Concern is increasing over declining fisheries and safeguarding global ocean resources. Protecting fisheries requires numerous conservation and management approaches. At the same time, fishing vessels are able to maximize harvest because fleets of cargo-sized refrigerated vessels ‘transship’ at sea. Transshipment occurs when a fishing vessel transports its catch on to a refrigerated transshipment vessel at sea. During transshipment, illegally caught fish can be ‘laundered’ with legal fish before entering the port. Transshipment can allow fishing vessels to stay at sea for years at a time and has been linked to transnational crime and human rights violations. This paper uses collision avoidance transceivers, Automatic Identification Systems (AIS), that transmit the vessel’s information to inform the Agreement on Port State Measures to Prevent, Deter and Eliminate Illegal, Unreported and Unregulated Fishing (PSMA). PSMA is a binding international treaty of the United Nations Food and Agriculture Organization. PSMA addresses illegal fishing by denying port entry, and consequently markets, to foreign vessels suspected of illegal fishing activity. Employing novel methods, AIS data can be used to gather information and support decision-makers from the perspective of the State, an individual port, a specific vessel, or a State’s fleet of vessels.
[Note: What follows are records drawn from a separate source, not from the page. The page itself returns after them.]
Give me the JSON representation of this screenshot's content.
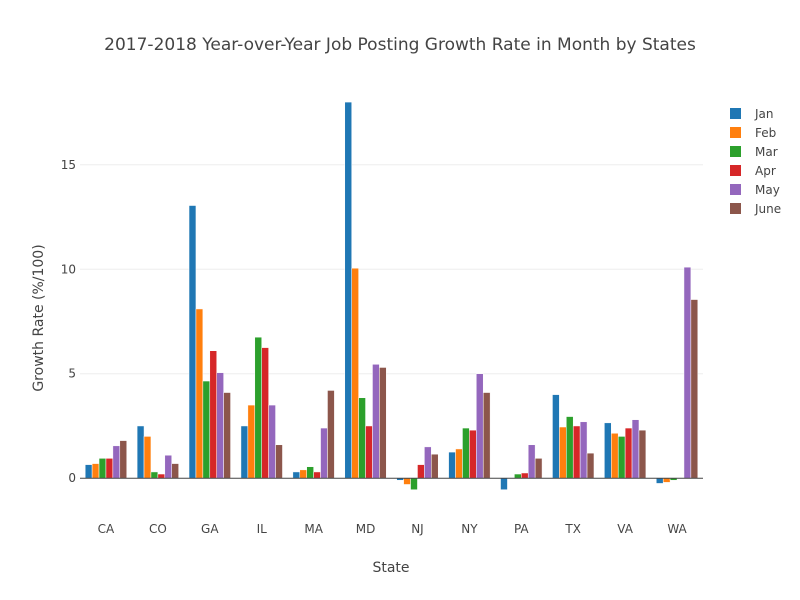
{
  "chart_data": {
    "type": "bar",
    "title": "2017-2018 Year-over-Year Job Posting Growth Rate in Month by States",
    "xlabel": "State",
    "ylabel": "Growth Rate (%/100)",
    "ylim": [
      -2,
      18.1
    ],
    "yticks": [
      0,
      5,
      10,
      15
    ],
    "grid": true,
    "legend_position": "top-right",
    "categories": [
      "CA",
      "CO",
      "GA",
      "IL",
      "MA",
      "MD",
      "NJ",
      "NY",
      "PA",
      "TX",
      "VA",
      "WA"
    ],
    "series": [
      {
        "name": "Jan",
        "color": "#1f77b4",
        "values": [
          0.65,
          2.5,
          13.05,
          2.5,
          0.3,
          18.0,
          -0.1,
          1.25,
          -0.55,
          4.0,
          2.65,
          -0.25
        ]
      },
      {
        "name": "Feb",
        "color": "#ff7f0e",
        "values": [
          0.7,
          2.0,
          8.1,
          3.5,
          0.4,
          10.05,
          -0.3,
          1.4,
          0.0,
          2.45,
          2.15,
          -0.2
        ]
      },
      {
        "name": "Mar",
        "color": "#2ca02c",
        "values": [
          0.95,
          0.3,
          4.65,
          6.75,
          0.55,
          3.85,
          -0.55,
          2.4,
          0.2,
          2.95,
          2.0,
          -0.1
        ]
      },
      {
        "name": "Apr",
        "color": "#d62728",
        "values": [
          0.95,
          0.2,
          6.1,
          6.25,
          0.3,
          2.5,
          0.65,
          2.3,
          0.25,
          2.5,
          2.4,
          0.0
        ]
      },
      {
        "name": "May",
        "color": "#9467bd",
        "values": [
          1.55,
          1.1,
          5.05,
          3.5,
          2.4,
          5.45,
          1.5,
          5.0,
          1.6,
          2.7,
          2.8,
          10.1
        ]
      },
      {
        "name": "June",
        "color": "#8c564b",
        "values": [
          1.8,
          0.7,
          4.1,
          1.6,
          4.2,
          5.3,
          1.15,
          4.1,
          0.95,
          1.2,
          2.3,
          8.55
        ]
      }
    ]
  }
}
This paper used AIS data from 784 individual refrigerated transshipment vessels from 2015-2018. These transshipment vessels made 67,308 port visits from voyages greater than 24 hours in duration; of these, 67.5% were from foreign refrigerated transshipment vessels. PSMA participation is growing and AIS data on refrigerated transshipment vessels can strengthen PSMA leverage and address the key conditions requisite in illegal fishing and human rights violations in seafood. The methodology and application of AIS outlined here offers reliable and accessible information regarding transshipment port visits that has previously been difficult to obtain.